258 P. 492
No. 20550. Department One.The Supreme Court of Washington.
August 9, 1927.
 NUISANCE (2) — WHAT CONSTITUTES — COMFORT STATION — ACTIONS — RELIEF IN FUTURE. A comfort station not being, per se, a nuisance or to be enjoined merely because it offends against the aesthetic sense, a judgment refusing to abate it on account of offensive odors, but requiring the cesspool to be covered with earth and prohibiting its overflow, will be affirmed without prejudice to renew the action if in the future offensive odors or injuries endanger the comfort, repose or health of adjacent owners.
Appeal from a judgment of the superior court for Pacific county, Hewen, J., entered September 25, 1926, upon findings in favor of the defendants, in an action to abate a nuisance. Affirmed.
F.M. Bond, for appellants.
Welsh Welsh, for respondents.
The plaintiffs brought this action, claiming that a comfort station and the adjacent septic tank and cesspool constituted a nuisance and sought to have the same abated. The trial to the court without a jury resulted in a judgment requiring the defendants to cover the cesspool and septic tank with earth to the depth of one foot, which should be done under the supervision and satisfaction of the county engineer of Pacific county. The judgment also enjoined the defendants from permitting the cesspool and septic tank to overflow or rise above the surface of the earth. The plaintiffs being dissatisfied with the judgment because it did not go further and abate the comfort station, septic tank and cesspool as a nuisance and order their removal, appeal therefrom.

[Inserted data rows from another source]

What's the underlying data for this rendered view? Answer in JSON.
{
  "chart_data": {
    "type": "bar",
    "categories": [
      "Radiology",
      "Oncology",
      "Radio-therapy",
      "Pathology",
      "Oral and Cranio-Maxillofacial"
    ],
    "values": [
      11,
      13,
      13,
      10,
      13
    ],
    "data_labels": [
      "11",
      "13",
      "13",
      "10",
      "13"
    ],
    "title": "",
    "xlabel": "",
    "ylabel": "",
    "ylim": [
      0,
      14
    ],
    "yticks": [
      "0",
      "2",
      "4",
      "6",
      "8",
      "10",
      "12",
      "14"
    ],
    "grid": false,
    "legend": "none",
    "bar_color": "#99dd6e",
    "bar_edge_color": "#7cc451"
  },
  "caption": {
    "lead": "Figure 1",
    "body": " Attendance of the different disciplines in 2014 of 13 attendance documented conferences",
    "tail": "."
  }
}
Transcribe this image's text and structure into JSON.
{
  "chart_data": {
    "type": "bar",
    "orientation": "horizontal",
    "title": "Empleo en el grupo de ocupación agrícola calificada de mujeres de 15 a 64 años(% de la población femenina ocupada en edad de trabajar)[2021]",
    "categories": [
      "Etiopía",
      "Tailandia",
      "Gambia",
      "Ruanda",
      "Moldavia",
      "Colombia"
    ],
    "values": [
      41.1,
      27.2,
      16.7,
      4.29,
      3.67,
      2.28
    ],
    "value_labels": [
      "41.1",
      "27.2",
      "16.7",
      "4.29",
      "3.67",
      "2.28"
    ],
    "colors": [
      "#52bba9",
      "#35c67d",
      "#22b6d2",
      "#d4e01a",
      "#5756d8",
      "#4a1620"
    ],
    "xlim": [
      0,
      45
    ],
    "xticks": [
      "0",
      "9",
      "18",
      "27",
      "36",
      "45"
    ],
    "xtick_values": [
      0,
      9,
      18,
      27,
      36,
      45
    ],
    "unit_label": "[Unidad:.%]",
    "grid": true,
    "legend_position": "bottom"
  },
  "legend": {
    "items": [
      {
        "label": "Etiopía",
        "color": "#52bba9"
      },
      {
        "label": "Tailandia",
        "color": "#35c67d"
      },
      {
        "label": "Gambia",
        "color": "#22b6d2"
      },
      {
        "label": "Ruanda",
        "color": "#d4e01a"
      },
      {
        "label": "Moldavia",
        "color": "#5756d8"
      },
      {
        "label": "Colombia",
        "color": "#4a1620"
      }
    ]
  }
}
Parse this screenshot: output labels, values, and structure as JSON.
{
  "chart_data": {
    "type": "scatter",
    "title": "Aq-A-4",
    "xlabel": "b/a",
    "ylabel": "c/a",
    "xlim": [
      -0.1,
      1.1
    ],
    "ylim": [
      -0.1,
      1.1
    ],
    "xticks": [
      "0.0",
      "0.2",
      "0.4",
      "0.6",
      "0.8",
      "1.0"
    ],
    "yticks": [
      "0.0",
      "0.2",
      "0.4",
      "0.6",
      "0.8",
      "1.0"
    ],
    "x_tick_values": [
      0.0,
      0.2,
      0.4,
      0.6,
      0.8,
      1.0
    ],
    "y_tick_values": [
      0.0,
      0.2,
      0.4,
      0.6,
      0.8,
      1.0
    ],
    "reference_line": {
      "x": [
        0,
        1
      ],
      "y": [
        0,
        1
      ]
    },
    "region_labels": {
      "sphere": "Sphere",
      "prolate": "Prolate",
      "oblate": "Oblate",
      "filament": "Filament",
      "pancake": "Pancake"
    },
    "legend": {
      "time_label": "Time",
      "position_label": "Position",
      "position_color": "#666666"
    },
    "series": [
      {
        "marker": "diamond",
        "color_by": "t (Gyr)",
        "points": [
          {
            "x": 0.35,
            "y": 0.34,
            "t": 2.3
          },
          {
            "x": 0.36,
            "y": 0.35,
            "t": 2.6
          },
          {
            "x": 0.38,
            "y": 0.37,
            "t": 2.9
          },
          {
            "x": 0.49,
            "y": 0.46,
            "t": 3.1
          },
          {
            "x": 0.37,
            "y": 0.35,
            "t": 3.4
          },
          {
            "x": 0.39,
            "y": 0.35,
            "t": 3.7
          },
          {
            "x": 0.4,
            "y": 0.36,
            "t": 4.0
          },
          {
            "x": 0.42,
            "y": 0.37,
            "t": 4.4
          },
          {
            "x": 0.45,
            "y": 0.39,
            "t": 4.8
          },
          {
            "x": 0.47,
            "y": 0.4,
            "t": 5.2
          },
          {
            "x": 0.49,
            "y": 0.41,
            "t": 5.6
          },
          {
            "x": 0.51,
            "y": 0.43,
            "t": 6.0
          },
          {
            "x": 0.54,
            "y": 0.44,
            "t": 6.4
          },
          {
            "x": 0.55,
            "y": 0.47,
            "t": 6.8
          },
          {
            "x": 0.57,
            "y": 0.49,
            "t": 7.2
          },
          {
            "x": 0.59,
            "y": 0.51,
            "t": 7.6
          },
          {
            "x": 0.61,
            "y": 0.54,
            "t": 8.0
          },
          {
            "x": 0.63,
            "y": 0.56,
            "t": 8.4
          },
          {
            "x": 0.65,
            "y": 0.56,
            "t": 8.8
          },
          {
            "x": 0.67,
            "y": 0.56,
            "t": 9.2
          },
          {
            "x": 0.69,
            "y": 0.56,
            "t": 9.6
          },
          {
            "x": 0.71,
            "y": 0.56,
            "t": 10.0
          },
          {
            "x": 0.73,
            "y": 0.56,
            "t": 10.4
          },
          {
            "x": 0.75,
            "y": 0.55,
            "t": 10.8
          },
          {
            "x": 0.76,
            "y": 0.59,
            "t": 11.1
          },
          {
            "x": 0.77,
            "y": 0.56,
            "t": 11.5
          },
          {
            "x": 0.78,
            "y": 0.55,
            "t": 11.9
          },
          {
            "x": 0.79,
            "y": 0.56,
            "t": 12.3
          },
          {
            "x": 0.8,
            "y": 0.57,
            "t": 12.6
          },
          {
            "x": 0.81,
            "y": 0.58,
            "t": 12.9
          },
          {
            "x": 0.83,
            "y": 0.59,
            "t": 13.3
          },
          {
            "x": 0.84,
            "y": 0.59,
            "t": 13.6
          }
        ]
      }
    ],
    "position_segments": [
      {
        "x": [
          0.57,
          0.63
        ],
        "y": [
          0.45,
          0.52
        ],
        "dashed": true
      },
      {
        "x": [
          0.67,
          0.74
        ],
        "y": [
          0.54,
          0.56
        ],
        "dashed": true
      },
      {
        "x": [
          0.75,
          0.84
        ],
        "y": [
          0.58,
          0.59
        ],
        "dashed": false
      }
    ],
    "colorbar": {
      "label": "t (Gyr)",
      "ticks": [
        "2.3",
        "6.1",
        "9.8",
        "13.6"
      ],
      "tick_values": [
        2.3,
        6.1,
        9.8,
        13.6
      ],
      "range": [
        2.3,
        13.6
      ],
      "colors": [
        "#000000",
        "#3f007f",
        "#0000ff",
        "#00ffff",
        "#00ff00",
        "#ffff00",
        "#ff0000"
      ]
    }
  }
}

The facts essential to be stated are these: The appellants are the owners of lots 25 and 26 in a certain addition to the town of Long Beach. Upon lot 25 is their residence and in which, during the summer months, they take transients and tourists as roomers. On lot 26 they have erected for the same purpose six cottages and four garages. Lot 25 fronts to the west, upon a park owned by the town. Lot 26 is to the north of lot 25 and, if the dividing line between them were extended west, it would coincide with the north line of the park. Through the park from north to south is Pacific avenue, which is a paved street and has concrete sidewalks. Ten feet from the east margin of this street, and about twenty or twenty-five feet from the north line of the park, the respondents erected a comfort station one story high, eighteen by twenty-four. This is a frame structure, painted, and has a shingled roof. A few feet to the east of this is constructed the septic tank and cesspool. The town of Long Beach has no sewerage system, and septic tanks and cesspools must be resorted to for taking care of the refuse. The east line of the comfort station is approximately sixty feet from the west line of appellants’ lot 25 and eighty feet from the west line of their residence upon that lot. The appellants complain of offensive odors coming from the cesspool and septic tank and complain that, on two occasions, the former had overflowed and became decidedly offensive. They testified in a general way that prospective roomers or tenants for their cottages would not take them because they objected to living behind the comfort station. They also testified to complaints being made by roomers or tenants to the like effect.
 The judgment of the trial court, requiring the cesspool and septic tank to be covered with earth and enjoining the respondents from permitting an overflow
to occur, reduces the question upon this appeal as to whether the comfort station, as such, constitutes a nuisance and should be entirely abated. A comfort station is not a nuisance per se and may or may not be such in fact, depending upon the attendant facts and circumstances. Teinen v. Lally, 10 N.D. 153, 86 N.W. 356. Before it can be held that the comfort station constituted a nuisance it must be found that it interfered with the comfortable enjoyment of the appellants in their life and use of their property. Goodrich v. Starrett, 108 Wn. 437, 184 P. 220 Ferry v. Seattle, 116 Wn. 648, 200 P. 336, 203 P. 40. There is no direct evidence that the rental value of the rooms or cottages was impaired by the presence of the comfort station, or that the value of the property was reduced. It is undoubtedly true that the presence of the comfort station directly to the west, and immediately in front of, the residence of the appellants is not a thing to be desired. It would offend against the aesthetic sense, but this would not be sufficient to make it a nuisance. Hughson v. Wingham, 120 Wn. 327, 207 P. 2, 27 A.L.R. 327. In the case of Rea v. Tacoma Mausoleum Association, 103 Wn. 429, 174 P. 961, 1 A.L.R. 541, it was held that an addition to a mausoleum would not be enjoined as a nuisance injuriously affecting adjoining residence property, merely because it was to become a permanent sepulture near a residence, when there was no showing that there would be an emission of fumes or drainage affecting the physical senses or the health of the people residing nearby. The present case, as it now stands, comes within the holding in that case.
The judgment will be affirmed, but without prejudice to the right of the appellants to renew their action, if, in the future, offensive odors or anything else caused
by the comfort station, septic tank or cesspool annoys, injures or endangers the comfort, repose or health of the appellants in the enjoyment of their life or property.
MACKINTOSH, C.J., MITCHELL, and FRENCH, JJ., concur.